As I say in my column, Chinese slave labor is one of the most underreported stories in the world. (So is organ harvesting.) I also say, “I wish there were a way of knowing: of knowing which products are free-labor and which products are slave-labor.”

A reader writes to say, “My wife and I often wonder, ‘What must they think of us?’” What must Chinese laborers, particularly of the slave variety, think of us who buy, for example, Homer Simpson bedroom slippers?

In 2006, I interviewed a man named Charles Lee. That piece was called “Prisoner of the PRC: The experience of a Falun Gong practitioner.” Go here, if you like. In between bouts of torture, Lee was made to work. He put together Christmas lights. (Charming.) He also made Homer Simpson bedroom slippers — you put your foot where Homer’s mouth was.

I mention this in my column. But let me now quote from the 2006 piece: “I ask, by the way, what [Lee] thinks of people in the Free West who buy those slippers. He says, ‘Oh, they just want the cheapest product. But I feel that, if they knew about my situation, it would bother them.’”

Another Impromptus item is about the recent Greenwich Village bombers — Occupy types, who were busted. Earlier Greenwich Village bombers were Weather types — not busted. Well, busted in a way. They blew up the townhouse they occupied, as they were preparing to blow up (innocent) others.

In my column, I say, “One of this year’s bombers is Morgan Gliedman, the 27-year-old daughter of a prominent New York doctor. So beautiful, so privileged, so full of promise. How many lives over the centuries has extremist ideology ruined?”
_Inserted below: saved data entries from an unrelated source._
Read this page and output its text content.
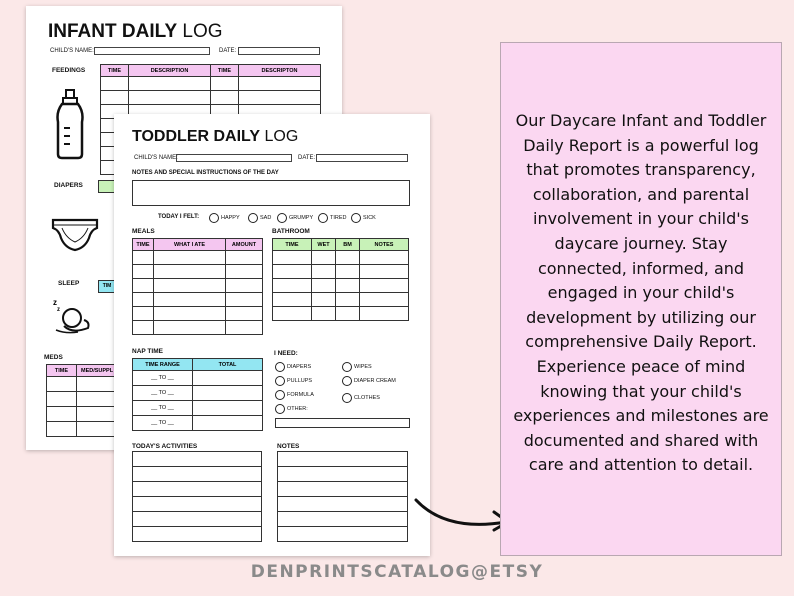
INFANT DAILY LOG
CHILD'S NAME:	DATE:
FEEDINGS	TIME	DESCRIPTION	TIME	DESCRIPTON

DIAPERS
SLEEP	TIM
z
z
MEDS
TIME	MED/SUPPL

TODDLER DAILY LOG
CHILD'S NAME:	DATE:
NOTES AND SPECIAL INSTRUCTIONS OF THE DAY
TODAY I FELT:	HAPPY	SAD	GRUMPY	TIRED	SICK
MEALS
TIME	WHAT I ATE	AMOUNT

BATHROOM
TIME	WET	BM	NOTES

NAP TIME
TIME RANGE	TOTAL
__ TO __	
__ TO __	
__ TO __	
__ TO __	
I NEED:
DIAPERS
PULLUPS
FORMULA
OTHER:
WIPES
DIAPER CREAM
CLOTHES
TODAY'S ACTIVITIES	NOTES

Our Daycare Infant and Toddler Daily Report is a powerful log that promotes transparency, collaboration, and parental involvement in your child's daycare journey. Stay connected, informed, and engaged in your child's development by utilizing our comprehensive Daily Report. Experience peace of mind knowing that your child's experiences and milestones are documented and shared with care and attention to detail.
DENPRINTSCATALOG@ETSY
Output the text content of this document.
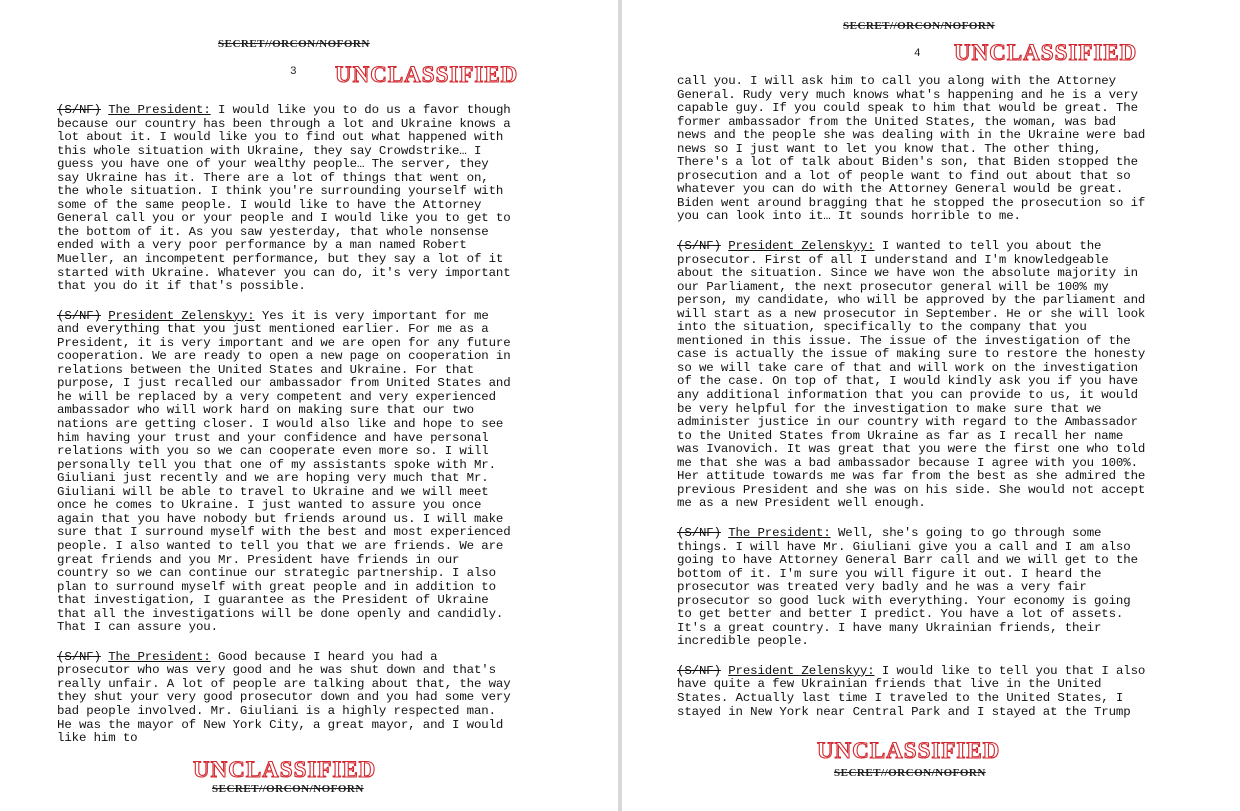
SECRET//ORCON/NOFORN
3 UNCLASSIFIED

(S/NF) The President: I would like you to do us a favor though because our country has been through a lot and Ukraine knows a lot about it. I would like you to find out what happened with this whole situation with Ukraine, they say Crowdstrike… I guess you have one of your wealthy people… The server, they say Ukraine has it. There are a lot of things that went on, the whole situation. I think you're surrounding yourself with some of the same people. I would like to have the Attorney General call you or your people and I would like you to get to the bottom of it. As you saw yesterday, that whole nonsense ended with a very poor performance by a man named Robert Mueller, an incompetent performance, but they say a lot of it started with Ukraine. Whatever you can do, it's very important that you do it if that's possible.

(S/NF) President Zelenskyy: Yes it is very important for me and everything that you just mentioned earlier. For me as a President, it is very important and we are open for any future cooperation. We are ready to open a new page on cooperation in relations between the United States and Ukraine. For that purpose, I just recalled our ambassador from United States and he will be replaced by a very competent and very experienced ambassador who will work hard on making sure that our two nations are getting closer. I would also like and hope to see him having your trust and your confidence and have personal relations with you so we can cooperate even more so. I will personally tell you that one of my assistants spoke with Mr. Giuliani just recently and we are hoping very much that Mr. Giuliani will be able to travel to Ukraine and we will meet once he comes to Ukraine. I just wanted to assure you once again that you have nobody but friends around us. I will make sure that I surround myself with the best and most experienced people. I also wanted to tell you that we are friends. We are great friends and you Mr. President have friends in our country so we can continue our strategic partnership. I also plan to surround myself with great people and in addition to that investigation, I guarantee as the President of Ukraine that all the investigations will be done openly and candidly. That I can assure you.

(S/NF) The President: Good because I heard you had a prosecutor who was very good and he was shut down and that's really unfair. A lot of people are talking about that, the way they shut your very good prosecutor down and you had some very bad people involved. Mr. Giuliani is a highly respected man. He was the mayor of New York City, a great mayor, and I would like him to

UNCLASSIFIED
SECRET//ORCON/NOFORN
SECRET//ORCON/NOFORN
4 UNCLASSIFIED

call you. I will ask him to call you along with the Attorney General. Rudy very much knows what's happening and he is a very capable guy. If you could speak to him that would be great. The former ambassador from the United States, the woman, was bad news and the people she was dealing with in the Ukraine were bad news so I just want to let you know that. The other thing, There's a lot of talk about Biden's son, that Biden stopped the prosecution and a lot of people want to find out about that so whatever you can do with the Attorney General would be great. Biden went around bragging that he stopped the prosecution so if you can look into it… It sounds horrible to me.

(S/NF) President Zelenskyy: I wanted to tell you about the prosecutor. First of all I understand and I'm knowledgeable about the situation. Since we have won the absolute majority in our Parliament, the next prosecutor general will be 100% my person, my candidate, who will be approved by the parliament and will start as a new prosecutor in September. He or she will look into the situation, specifically to the company that you mentioned in this issue. The issue of the investigation of the case is actually the issue of making sure to restore the honesty so we will take care of that and will work on the investigation of the case. On top of that, I would kindly ask you if you have any additional information that you can provide to us, it would be very helpful for the investigation to make sure that we administer justice in our country with regard to the Ambassador to the United States from Ukraine as far as I recall her name was Ivanovich. It was great that you were the first one who told me that she was a bad ambassador because I agree with you 100%. Her attitude towards me was far from the best as she admired the previous President and she was on his side. She would not accept me as a new President well enough.

(S/NF) The President: Well, she's going to go through some things. I will have Mr. Giuliani give you a call and I am also going to have Attorney General Barr call and we will get to the bottom of it. I'm sure you will figure it out. I heard the prosecutor was treated very badly and he was a very fair prosecutor so good luck with everything. Your economy is going to get better and better I predict. You have a lot of assets. It's a great country. I have many Ukrainian friends, their incredible people.

(S/NF) President Zelenskyy: I would like to tell you that I also have quite a few Ukrainian friends that live in the United States. Actually last time I traveled to the United States, I stayed in New York near Central Park and I stayed at the Trump

UNCLASSIFIED
SECRET//ORCON/NOFORN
A reader writes in, “Don’t forget that one of the 1970 bombers was the daughter of a distinguished New York lawyer.” Ah, yes, Leonard Boudin — the CP lawyer, if I can be blunt about it. His daughter is Kathy — still a heroine of the Left, paroled ten years ago.

On a lighter and better note, I spend some time hailing Robert Griffin III, a.k.a. RG3: the Redskins quarterback. Let me quote from a reader, just because I like the expression so much: “I too admire RG3. He appears to be a solid guy with a good character. Athletically, he’s smoother than smoke through a keyhole, as Darrell Royal used to say.”

Royal grew up in Oklahoma, where they know how to use the language — imaginatively.